Also like vision, theory of mind is a complex cognitive process that depends on many different brain regions with likely distinct computational roles (DiCarlo et al., 2012). We suggest that a predictive Stem Cell Compound Library datasheet coding framework can be used both to shed light on existing data about these brain regions, and to suggest productive
s of research. First, we
briefly review predictive coding, and sketch a model we believe can serve as an integrative framework for the neuroscience of theory of mind. Second, we provide a selective review of existing neuroimaging studies of theory of mind. Across different stimuli and designs, with correspondingly different social information and predictive contexts, we find a classic signature of a predictive error code: reduced neural response to more predictable inputs. Third, we discuss how to distinguish predictive coding from alternative explanations of this response profile, including differences in attention or processing time. Based on recent neuroimaging experiments in visual neuroscience, we suggest strategies
learn more for future experiments to test specific predictions of predictive coding. Finally, we discuss the implications of predictive coding for our understanding of the neural basis of theory of mind. The central idea of “predictive coding” is that (some) neural responses contain information not about the value of a currently perceived stimulus, but about the difference between the stimulus value and the expected value (Fiorillo et al., 2003, Schultz et al., 1997 and Schultz, 2010). This general idea is most familiar from studies of “reward prediction error” in dopaminergic neurons in the striatum. Famously, these neurons initially fire when
the animal receives a valued reward, like a drop of juice, and do not respond above baseline to neutral stimuli, such as aural tones. After the animal has learned that a particular tone predicts the arrival of a drop of Liothyronine Sodium juice two seconds later, the same neurons fire at the time of the tone.

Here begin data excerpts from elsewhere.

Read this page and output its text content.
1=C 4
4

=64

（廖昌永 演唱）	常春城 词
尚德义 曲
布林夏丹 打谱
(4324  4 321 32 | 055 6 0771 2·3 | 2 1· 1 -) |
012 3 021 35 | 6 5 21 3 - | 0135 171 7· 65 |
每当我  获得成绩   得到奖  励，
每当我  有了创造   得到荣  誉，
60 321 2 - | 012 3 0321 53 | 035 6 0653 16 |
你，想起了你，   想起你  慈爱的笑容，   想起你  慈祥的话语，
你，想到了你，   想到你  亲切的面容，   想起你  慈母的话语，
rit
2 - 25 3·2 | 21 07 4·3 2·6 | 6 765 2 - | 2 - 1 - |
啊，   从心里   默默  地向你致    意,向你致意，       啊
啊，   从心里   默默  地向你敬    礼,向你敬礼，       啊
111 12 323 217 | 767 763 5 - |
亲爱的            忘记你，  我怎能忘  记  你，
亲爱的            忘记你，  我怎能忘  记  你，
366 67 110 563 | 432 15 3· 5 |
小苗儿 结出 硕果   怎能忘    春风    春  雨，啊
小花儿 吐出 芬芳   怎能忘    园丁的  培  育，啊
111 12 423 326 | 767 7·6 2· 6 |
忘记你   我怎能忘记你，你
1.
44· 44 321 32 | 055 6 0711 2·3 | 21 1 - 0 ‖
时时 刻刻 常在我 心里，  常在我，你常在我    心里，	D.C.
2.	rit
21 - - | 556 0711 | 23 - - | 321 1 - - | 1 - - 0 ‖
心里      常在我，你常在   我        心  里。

Tellingly, the firing rate of these neurons no longer rises above baseline at the time the juice drop actually arrives. Nevertheless, the neurons still respond to juice. If the tone that typically predicts a single drop of juice is unexpectedly followed by two drops of juice, the neurons will increase their firing; and if the tone is unexpectedly followed by no drops of juice, the neurons decrease their firing rate below baseline ( Fiorillo et al., 2003 and Schultz et al., 1997). These dopaminergic neurons exhibit the simplest and best known example of a neural “error” code: the rate of firing corresponds to any currently “new” (i.e.